The result is a system that punishes those who use state banking and rewards those who exchange on the street, perpetuating the very informal market it claims to eliminate.

Meanwhile, Mariel Port now charges U.S. dollars to private SMEs for imports, and Cuba is eliminating ration system subsidies in April — two signals that dollarization is advancing without a coherent monetary framework.

The Context That Explains Everything

Cuba’s economy contracted 5% in 2025 according to government-linked data. The collapse of tourism, the power grid crisis, and the reduction of medical service exports have drained the state’s foreign currency reserves.

In this context, every dollar entering the country becomes an extremely scarce good. Private businesses need hard currency to import; families need it to buy medicines or shop in MLC stores. And the state is competing with both in the very market it claims to regulate.

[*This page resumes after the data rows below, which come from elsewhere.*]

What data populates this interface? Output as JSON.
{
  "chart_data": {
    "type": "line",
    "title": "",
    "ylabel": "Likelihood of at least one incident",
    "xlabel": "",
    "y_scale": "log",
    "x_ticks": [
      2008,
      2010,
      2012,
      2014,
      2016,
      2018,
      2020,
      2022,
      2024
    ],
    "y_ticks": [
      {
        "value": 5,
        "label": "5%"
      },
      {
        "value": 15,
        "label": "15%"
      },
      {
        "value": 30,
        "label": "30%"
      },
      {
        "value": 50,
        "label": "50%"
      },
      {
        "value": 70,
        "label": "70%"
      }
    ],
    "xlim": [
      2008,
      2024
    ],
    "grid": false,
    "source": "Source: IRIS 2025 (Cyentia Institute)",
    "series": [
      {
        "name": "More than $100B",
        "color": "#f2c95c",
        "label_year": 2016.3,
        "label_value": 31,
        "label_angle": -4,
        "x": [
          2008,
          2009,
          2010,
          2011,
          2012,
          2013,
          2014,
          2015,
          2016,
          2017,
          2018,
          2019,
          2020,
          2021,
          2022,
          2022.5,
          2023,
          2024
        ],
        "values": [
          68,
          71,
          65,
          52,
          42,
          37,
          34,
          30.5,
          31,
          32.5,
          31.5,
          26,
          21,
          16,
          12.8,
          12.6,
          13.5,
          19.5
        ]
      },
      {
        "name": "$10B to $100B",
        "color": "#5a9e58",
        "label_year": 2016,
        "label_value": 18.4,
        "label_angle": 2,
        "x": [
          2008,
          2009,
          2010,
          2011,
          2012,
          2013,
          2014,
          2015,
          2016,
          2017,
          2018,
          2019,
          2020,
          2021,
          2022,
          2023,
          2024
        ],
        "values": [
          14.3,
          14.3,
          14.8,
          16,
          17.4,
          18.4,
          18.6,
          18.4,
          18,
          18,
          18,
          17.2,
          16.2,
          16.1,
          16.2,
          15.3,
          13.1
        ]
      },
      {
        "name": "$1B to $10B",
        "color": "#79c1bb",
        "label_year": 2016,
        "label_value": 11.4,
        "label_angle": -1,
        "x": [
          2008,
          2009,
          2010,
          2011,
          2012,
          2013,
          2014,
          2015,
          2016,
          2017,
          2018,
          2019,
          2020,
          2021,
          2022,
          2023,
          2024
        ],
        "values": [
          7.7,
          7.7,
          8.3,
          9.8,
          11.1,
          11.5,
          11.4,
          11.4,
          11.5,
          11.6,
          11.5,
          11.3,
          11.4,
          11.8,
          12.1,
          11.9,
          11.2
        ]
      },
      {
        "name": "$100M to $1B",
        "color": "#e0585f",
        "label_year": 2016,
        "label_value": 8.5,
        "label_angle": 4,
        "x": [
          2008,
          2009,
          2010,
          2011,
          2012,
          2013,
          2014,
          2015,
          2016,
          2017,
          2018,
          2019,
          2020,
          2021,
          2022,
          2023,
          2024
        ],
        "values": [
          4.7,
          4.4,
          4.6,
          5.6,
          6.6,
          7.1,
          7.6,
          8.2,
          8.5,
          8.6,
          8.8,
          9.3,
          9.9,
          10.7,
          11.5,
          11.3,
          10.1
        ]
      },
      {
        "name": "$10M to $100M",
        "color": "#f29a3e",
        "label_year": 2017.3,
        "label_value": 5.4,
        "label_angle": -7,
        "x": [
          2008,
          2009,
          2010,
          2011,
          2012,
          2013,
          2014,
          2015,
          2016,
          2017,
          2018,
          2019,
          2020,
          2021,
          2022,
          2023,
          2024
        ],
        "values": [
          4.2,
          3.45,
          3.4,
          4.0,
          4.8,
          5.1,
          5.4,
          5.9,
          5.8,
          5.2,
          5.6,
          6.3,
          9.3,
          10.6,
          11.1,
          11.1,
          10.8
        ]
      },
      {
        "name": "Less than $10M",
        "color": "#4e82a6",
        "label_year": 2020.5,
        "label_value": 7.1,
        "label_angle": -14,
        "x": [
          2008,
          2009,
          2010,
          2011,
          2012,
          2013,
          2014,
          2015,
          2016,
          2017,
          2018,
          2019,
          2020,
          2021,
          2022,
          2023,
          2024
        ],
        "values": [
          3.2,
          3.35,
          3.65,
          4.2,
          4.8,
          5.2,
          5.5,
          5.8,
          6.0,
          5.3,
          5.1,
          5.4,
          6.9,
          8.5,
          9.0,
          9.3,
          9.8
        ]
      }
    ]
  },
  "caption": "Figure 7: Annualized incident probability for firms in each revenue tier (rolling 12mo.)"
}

Negotiations between Washington and Havana — confirmed by Trump himself — could ease the pressure if they result in remittance access and relief from the oil blockade. But until then, the informal dollar follows its own relentless logic.

What Economists Are Saying

Analysts at elTOQUE, which monitors the informal rate in real time, note that the gap between the official and informal rate is the most honest thermometer of the crisis of confidence. When the state sets a rate that nobody uses, it isn’t controlling the market — it’s admitting it no longer can.

The question is not whether the dollar will keep rising. The question is how long Cubans’ purchasing power can hold before that pressure finds another outlet.

Sources

Frequently Asked Questions

Why did the dollar reach 505 CUP in Cuba?
A perfect storm of energy crisis, reduced remittances, foreign currency shortages, and collapsing confidence in the Cuban peso drove the informal rate to that record. The widening gap between official and market rates reflects deep monetary policy failure.
What is Cuba's Central Bank 'floating rate'?
It is an official exchange rate that the Central Bank adjusts periodically to track the informal market. On February 21, 2026, it was raised from 458 to 463 CUP per dollar — but the street market was already at 505 CUP, leaving a 42-peso gap.
How does this affect Cuban families?
A family receiving $100 in remittances can now exchange it for 50,500 CUP on the street versus 46,300 at the bank. The real problem is the scarcity of dollars and the rising prices that accompany devaluation.
How high could the informal dollar rate go in Cuba?
Economists do not rule out the dollar exceeding 600 CUP if the energy crisis and oil blockade continue unresolved. The real parity depends on how much fuel and remittances reach the island in coming months.